Streep has been criticized for the whiff of fussiness that attends such precision onscreen, which doubtless reflects an American prejudice in favor of the Method. We don’t just want to see the character suffer; we want to believe that the actor is suffering, too—that there’s an emotional cost, that whatever we’ve just witnessed could never be repeated. But Streep is so on-the-button perfect you imagine she could reproduce a bit of business take after take or, in the theater, night after night. It’s just Meryl doing her virtuosity number!

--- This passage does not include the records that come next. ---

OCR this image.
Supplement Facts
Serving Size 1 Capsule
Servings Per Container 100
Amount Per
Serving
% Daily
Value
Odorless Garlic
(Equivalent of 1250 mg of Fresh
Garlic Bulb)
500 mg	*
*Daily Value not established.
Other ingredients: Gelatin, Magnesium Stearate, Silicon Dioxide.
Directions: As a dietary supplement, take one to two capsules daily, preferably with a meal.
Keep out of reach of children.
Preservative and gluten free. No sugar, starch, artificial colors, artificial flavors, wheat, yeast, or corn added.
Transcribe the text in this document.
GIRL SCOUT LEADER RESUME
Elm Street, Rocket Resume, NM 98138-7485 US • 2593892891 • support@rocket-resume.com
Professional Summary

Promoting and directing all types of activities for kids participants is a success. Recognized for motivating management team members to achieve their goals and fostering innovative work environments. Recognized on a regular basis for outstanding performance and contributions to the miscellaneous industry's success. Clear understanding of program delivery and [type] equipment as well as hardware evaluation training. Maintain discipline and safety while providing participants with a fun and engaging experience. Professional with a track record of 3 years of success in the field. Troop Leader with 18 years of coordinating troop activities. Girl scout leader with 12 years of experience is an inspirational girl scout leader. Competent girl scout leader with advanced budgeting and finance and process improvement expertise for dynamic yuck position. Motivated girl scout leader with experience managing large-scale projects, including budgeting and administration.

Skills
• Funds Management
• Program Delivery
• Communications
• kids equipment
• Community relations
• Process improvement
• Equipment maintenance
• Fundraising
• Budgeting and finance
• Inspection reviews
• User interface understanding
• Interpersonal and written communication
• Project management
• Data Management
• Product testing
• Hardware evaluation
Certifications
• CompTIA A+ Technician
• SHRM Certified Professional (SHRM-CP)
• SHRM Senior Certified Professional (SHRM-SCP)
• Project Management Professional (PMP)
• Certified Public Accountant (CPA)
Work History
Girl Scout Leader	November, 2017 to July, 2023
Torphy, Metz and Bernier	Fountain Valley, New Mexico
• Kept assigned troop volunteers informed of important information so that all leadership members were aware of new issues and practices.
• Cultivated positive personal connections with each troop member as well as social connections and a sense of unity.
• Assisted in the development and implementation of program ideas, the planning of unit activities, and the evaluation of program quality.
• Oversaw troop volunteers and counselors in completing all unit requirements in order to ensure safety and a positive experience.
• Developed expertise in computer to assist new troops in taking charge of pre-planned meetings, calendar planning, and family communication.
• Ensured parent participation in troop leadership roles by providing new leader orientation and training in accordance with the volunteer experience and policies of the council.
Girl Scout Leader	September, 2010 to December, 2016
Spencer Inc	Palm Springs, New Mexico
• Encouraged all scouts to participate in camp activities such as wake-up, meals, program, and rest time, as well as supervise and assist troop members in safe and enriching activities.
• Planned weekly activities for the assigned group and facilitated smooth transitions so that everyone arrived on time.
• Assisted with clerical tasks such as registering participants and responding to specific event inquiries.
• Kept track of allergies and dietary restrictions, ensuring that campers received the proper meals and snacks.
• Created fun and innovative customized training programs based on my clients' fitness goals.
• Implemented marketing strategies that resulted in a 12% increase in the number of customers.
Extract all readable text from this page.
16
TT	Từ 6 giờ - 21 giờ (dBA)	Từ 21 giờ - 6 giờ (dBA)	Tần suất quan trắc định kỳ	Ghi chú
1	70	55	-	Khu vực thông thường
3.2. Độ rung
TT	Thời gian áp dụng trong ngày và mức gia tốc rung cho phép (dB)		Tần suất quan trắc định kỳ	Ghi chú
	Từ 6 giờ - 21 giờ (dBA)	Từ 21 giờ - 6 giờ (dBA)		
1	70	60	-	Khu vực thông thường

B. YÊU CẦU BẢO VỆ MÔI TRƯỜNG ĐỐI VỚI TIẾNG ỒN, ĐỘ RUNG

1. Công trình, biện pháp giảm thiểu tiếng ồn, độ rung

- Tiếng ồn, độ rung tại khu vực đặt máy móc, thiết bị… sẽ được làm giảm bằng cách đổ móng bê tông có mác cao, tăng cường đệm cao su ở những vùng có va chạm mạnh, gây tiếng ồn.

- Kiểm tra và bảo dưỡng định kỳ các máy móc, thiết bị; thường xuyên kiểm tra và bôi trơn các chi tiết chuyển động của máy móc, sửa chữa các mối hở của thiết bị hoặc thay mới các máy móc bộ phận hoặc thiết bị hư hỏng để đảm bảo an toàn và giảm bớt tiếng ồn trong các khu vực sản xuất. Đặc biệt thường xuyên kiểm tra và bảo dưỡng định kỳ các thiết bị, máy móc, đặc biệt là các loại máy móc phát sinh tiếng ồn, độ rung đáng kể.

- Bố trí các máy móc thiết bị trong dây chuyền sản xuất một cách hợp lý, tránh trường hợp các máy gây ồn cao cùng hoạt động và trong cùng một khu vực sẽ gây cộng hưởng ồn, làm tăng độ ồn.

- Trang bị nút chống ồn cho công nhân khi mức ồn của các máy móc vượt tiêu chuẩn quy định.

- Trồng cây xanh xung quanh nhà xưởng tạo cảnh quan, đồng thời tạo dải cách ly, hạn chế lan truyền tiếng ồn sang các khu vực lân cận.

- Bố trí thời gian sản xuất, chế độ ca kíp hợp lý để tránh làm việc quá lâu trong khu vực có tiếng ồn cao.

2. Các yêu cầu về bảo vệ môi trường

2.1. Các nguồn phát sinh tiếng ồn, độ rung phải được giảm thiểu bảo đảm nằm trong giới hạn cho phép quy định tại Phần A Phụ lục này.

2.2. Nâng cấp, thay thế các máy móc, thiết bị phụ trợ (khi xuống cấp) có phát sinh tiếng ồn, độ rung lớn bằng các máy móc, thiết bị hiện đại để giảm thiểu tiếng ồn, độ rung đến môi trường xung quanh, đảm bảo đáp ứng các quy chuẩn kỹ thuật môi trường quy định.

The criticism is brushed aside—angrily—by people who have worked with Streep. Jeff Daniels told me, “What might be ‘fussy’ to some people are instincts flying through her at a hundred miles an hour. Between ‘action’ and ‘cut,’ it’s more alive with Meryl than with anybody I’ve worked with. You can’t be false. You see the tiniest flutter—it’s like she’s saying, ‘Don’t do that unless you really believe it.’ ”

She even psychs out other actors!

This is the summer of Streep. The Devil Wears Prada. A Prairie Home Companion. Even The Ant Bully. And, starting this week, Brecht in Central Park.

Those of us who have seen Streep in the theater are privileged. Watching her onstage, you can savor her physical and vocal daring. And those microdetails don’t come off as fussy but as the most imaginative—and direct—expression of her characters’ inner lives. Could there be a better role for Streep right now than Mother Courage? Brecht’s tragic war profiteer might be the ultimate test: a woman so sensational at selling her damnable wares that she psychs herself out.